Mueller is expected to provide further information on the five areas that Under-Secretary-General for Humanitarian Affairs Mark Lowcock outlined as requiring progress, following his first visit to Syria in early January. She will also detail efforts to deliver humanitarian aid in December 2017, described in the 23 January report of the Secretary-General (S/2018/60).

Lowcock briefed Council members on his visit under “any other business” on 22 January. At the meeting, he emphasised five areas where progress is needed, as he had conveyed to the Syrian government during the visit:

• finalising the UN humanitarian response plan for 2018 to meet the needs of more than 13 million people in Syria;

• reaching an agreement to allow for medical evacuation for hundreds of people trapped in Eastern Ghouta;

• ensuring consistent and regular cross-line access;

• agreeing on UN-supported aid convoys from Damascus to the remote area of Rukban (the Berm) in south-eastern Syria; and

• developing more effective arrangements to allow the UN to support the work of Syrian and international NGOs.

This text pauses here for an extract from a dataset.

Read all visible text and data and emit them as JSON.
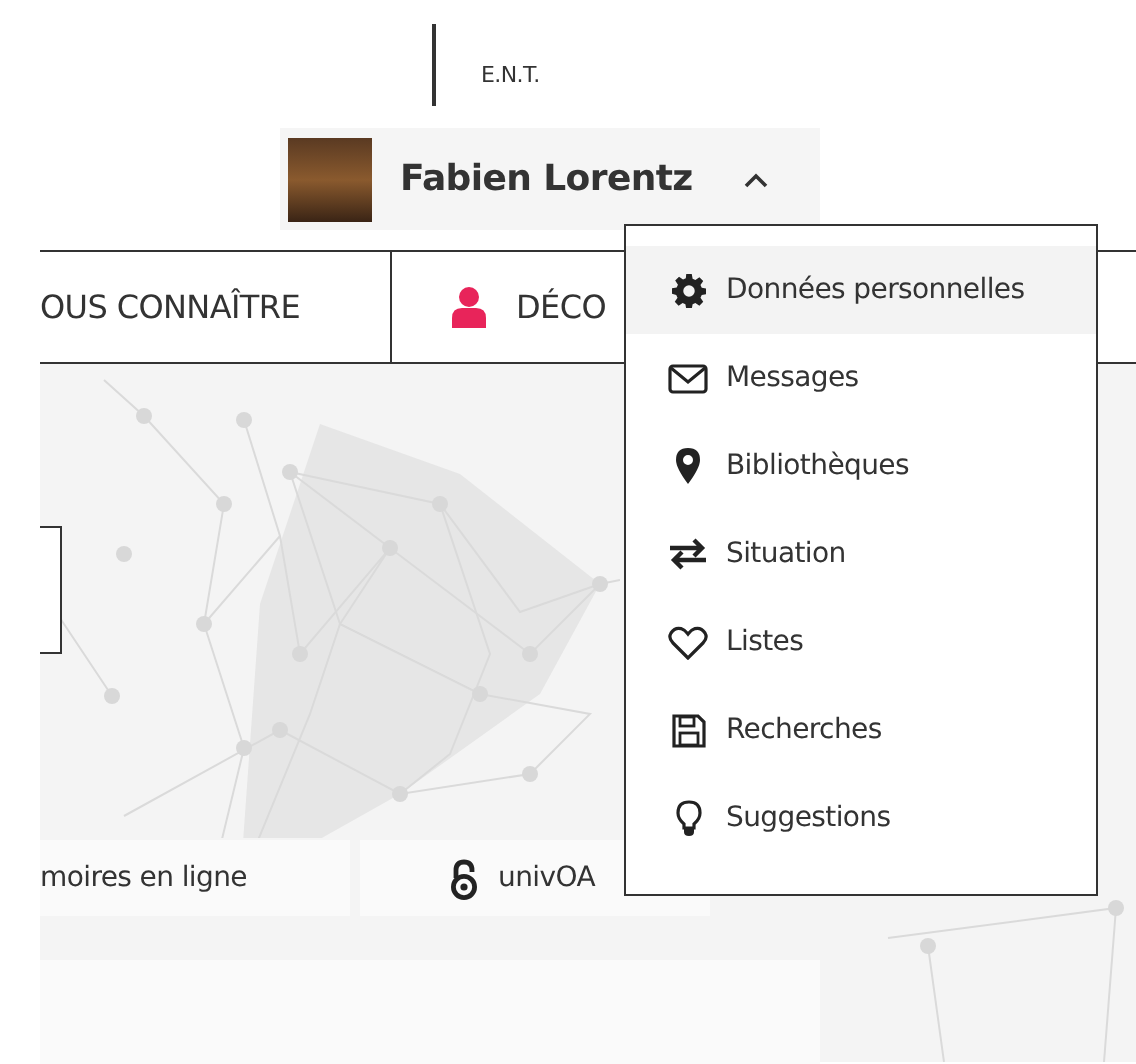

At the time of this writing, Council members were negotiating a draft presidential statement, circulated by Kuwait and Sweden, calling for progress on these five areas. It is unclear whether agreement will be reached by tomorrow.

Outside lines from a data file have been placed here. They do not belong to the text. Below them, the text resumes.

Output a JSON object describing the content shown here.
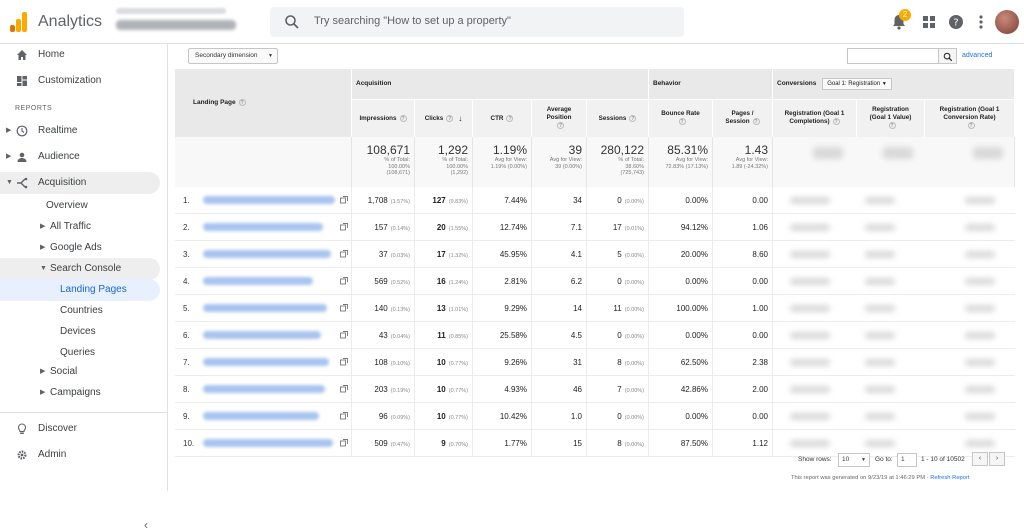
{
  "app": {
    "title": "Analytics"
  },
  "search": {
    "placeholder": "Try searching \"How to set up a property\""
  },
  "notifications": {
    "count": "2"
  },
  "sidebar": {
    "home": "Home",
    "customization": "Customization",
    "reports_label": "REPORTS",
    "realtime": "Realtime",
    "audience": "Audience",
    "acquisition": "Acquisition",
    "overview": "Overview",
    "all_traffic": "All Traffic",
    "google_ads": "Google Ads",
    "search_console": "Search Console",
    "landing_pages": "Landing Pages",
    "countries": "Countries",
    "devices": "Devices",
    "queries": "Queries",
    "social": "Social",
    "campaigns": "Campaigns",
    "discover": "Discover",
    "admin": "Admin",
    "collapse": "‹"
  },
  "toolbar": {
    "secondary_dimension": "Secondary dimension",
    "advanced": "advanced"
  },
  "table": {
    "landing_page_header": "Landing Page",
    "groups": {
      "acquisition": "Acquisition",
      "behavior": "Behavior",
      "conversions": "Conversions",
      "goal_select": "Goal 1: Registration"
    },
    "columns": {
      "impressions": "Impressions",
      "clicks": "Clicks",
      "ctr": "CTR",
      "avg_position_1": "Average",
      "avg_position_2": "Position",
      "sessions": "Sessions",
      "bounce_rate": "Bounce Rate",
      "pages_session_1": "Pages /",
      "pages_session_2": "Session",
      "reg_completions_1": "Registration (Goal 1",
      "reg_completions_2": "Completions)",
      "reg_value_1": "Registration",
      "reg_value_2": "(Goal 1 Value)",
      "reg_rate_1": "Registration (Goal 1",
      "reg_rate_2": "Conversion Rate)"
    },
    "totals": {
      "impressions": {
        "big": "108,671",
        "l1": "% of Total:",
        "l2": "100.00%",
        "l3": "(108,671)"
      },
      "clicks": {
        "big": "1,292",
        "l1": "% of Total:",
        "l2": "100.00%",
        "l3": "(1,292)"
      },
      "ctr": {
        "big": "1.19%",
        "l1": "Avg for View:",
        "l2": "1.19% (0.00%)"
      },
      "avg_position": {
        "big": "39",
        "l1": "Avg for View:",
        "l2": "39 (0.00%)"
      },
      "sessions": {
        "big": "280,122",
        "l1": "% of Total:",
        "l2": "38.60%",
        "l3": "(725,743)"
      },
      "bounce_rate": {
        "big": "85.31%",
        "l1": "Avg for View:",
        "l2": "72.83% (17.13%)"
      },
      "pages_session": {
        "big": "1.43",
        "l1": "Avg for View:",
        "l2": "1.89 (-24.32%)"
      }
    },
    "rows": [
      {
        "n": "1.",
        "imp": "1,708",
        "imp_pct": "(1.57%)",
        "clicks": "127",
        "clicks_pct": "(9.83%)",
        "ctr": "7.44%",
        "pos": "34",
        "sess": "0",
        "sess_pct": "(0.00%)",
        "bounce": "0.00%",
        "pps": "0.00"
      },
      {
        "n": "2.",
        "imp": "157",
        "imp_pct": "(0.14%)",
        "clicks": "20",
        "clicks_pct": "(1.55%)",
        "ctr": "12.74%",
        "pos": "7.1",
        "sess": "17",
        "sess_pct": "(0.01%)",
        "bounce": "94.12%",
        "pps": "1.06"
      },
      {
        "n": "3.",
        "imp": "37",
        "imp_pct": "(0.03%)",
        "clicks": "17",
        "clicks_pct": "(1.32%)",
        "ctr": "45.95%",
        "pos": "4.1",
        "sess": "5",
        "sess_pct": "(0.00%)",
        "bounce": "20.00%",
        "pps": "8.60"
      },
      {
        "n": "4.",
        "imp": "569",
        "imp_pct": "(0.52%)",
        "clicks": "16",
        "clicks_pct": "(1.24%)",
        "ctr": "2.81%",
        "pos": "6.2",
        "sess": "0",
        "sess_pct": "(0.00%)",
        "bounce": "0.00%",
        "pps": "0.00"
      },
      {
        "n": "5.",
        "imp": "140",
        "imp_pct": "(0.13%)",
        "clicks": "13",
        "clicks_pct": "(1.01%)",
        "ctr": "9.29%",
        "pos": "14",
        "sess": "11",
        "sess_pct": "(0.00%)",
        "bounce": "100.00%",
        "pps": "1.00"
      },
      {
        "n": "6.",
        "imp": "43",
        "imp_pct": "(0.04%)",
        "clicks": "11",
        "clicks_pct": "(0.85%)",
        "ctr": "25.58%",
        "pos": "4.5",
        "sess": "0",
        "sess_pct": "(0.00%)",
        "bounce": "0.00%",
        "pps": "0.00"
      },
      {
        "n": "7.",
        "imp": "108",
        "imp_pct": "(0.10%)",
        "clicks": "10",
        "clicks_pct": "(0.77%)",
        "ctr": "9.26%",
        "pos": "31",
        "sess": "8",
        "sess_pct": "(0.00%)",
        "bounce": "62.50%",
        "pps": "2.38"
      },
      {
        "n": "8.",
        "imp": "203",
        "imp_pct": "(0.19%)",
        "clicks": "10",
        "clicks_pct": "(0.77%)",
        "ctr": "4.93%",
        "pos": "46",
        "sess": "7",
        "sess_pct": "(0.00%)",
        "bounce": "42.86%",
        "pps": "2.00"
      },
      {
        "n": "9.",
        "imp": "96",
        "imp_pct": "(0.09%)",
        "clicks": "10",
        "clicks_pct": "(0.77%)",
        "ctr": "10.42%",
        "pos": "1.0",
        "sess": "0",
        "sess_pct": "(0.00%)",
        "bounce": "0.00%",
        "pps": "0.00"
      },
      {
        "n": "10.",
        "imp": "509",
        "imp_pct": "(0.47%)",
        "clicks": "9",
        "clicks_pct": "(0.70%)",
        "ctr": "1.77%",
        "pos": "15",
        "sess": "8",
        "sess_pct": "(0.00%)",
        "bounce": "87.50%",
        "pps": "1.12"
      }
    ]
  },
  "pagination": {
    "show_rows_label": "Show rows:",
    "show_rows_value": "10",
    "goto_label": "Go to:",
    "goto_value": "1",
    "range": "1 - 10 of 10502",
    "prev": "‹",
    "next": "›"
  },
  "report_note": {
    "text": "This report was generated on 9/23/19 at 1:46:29 PM · ",
    "refresh": "Refresh Report"
  },
  "colors": {
    "accent_blue": "#1a73e8",
    "active_bg": "#e8f0fe",
    "header_bg": "#e9e9e9",
    "badge": "#f9ab00"
  }
}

Among the issues that Mueller is expected to raise is the limited access to besieged areas. While two UN inter-agency cross-line convoys were deployed in December, neither convoy reached besieged areas. So far, no inter-agency convoy has reached hard-to-reach or besieged areas in January. In addition to bureaucratic challenges and security considerations, inter-agency convoys continue to suffer from the removal and delisting of medical supplies by the Syrian government. In December, 5,800 treatments were either removed from convoys or not allowed to be loaded in December, bringing the total number of treatments removed or not permitted to be loaded to more than 645,000 in 2017.

The situation in Eastern Ghouta is also expected to be discussed, since 94 percent of the total besieged population in Syria currently resides there. Of particular interest to Council members will be the current status of some 600 people who remain in need of urgent medical evacuation. Mueller will most likely discuss the recent displacement of civilians from Idlib and Hama, following an air campaign conducted by the Syrian government. The impact of the offensive on civilians has been aggravated by the fact that most of the people in need were already internally displaced before the recent escalation in violence.

While the P3 and like-minded countries have emphasised the gravity of the situation in Idlib and Eastern Ghouta, which are designated as “de-escalation areas” but where civilians are regularly targeted, Russia has repeatedly expressed concerns over the humanitarian situation in Raqqa. On 9 January, Mueller briefed Council members under “any other business.” The briefing had been requested by Russia to call for the US-led coalition involved in liberating the city from the Islamic State of Iraq and the Levant (ISIL) to play a role in its reconstruction. The Secretary-General’s report emphasises how the high prevalence of landmines, booby traps and explosive remnants of war has resulted in the death or injury of 220 civilians since the city was liberated in October 2017.

Mueller may also brief Council members on the humanitarian impact of the “Operation Olive Branch” launched by Turkey on 20 January. The military offensive targets the territory of Afrin, held by a Kurdish militia that is part of the US-allied Syrian Democratic Forces (SDF) and that Turkey considers a terrorist organisation. Mueller may discuss the impact on civilians of the military escalation, especially considering the concentration of civilians in Afrin, and the displacement flows observed on the ground. Furthermore, Mueller is likely to brief Council members on the impact of shelling from Syria to Turkey on UN cross-border operations.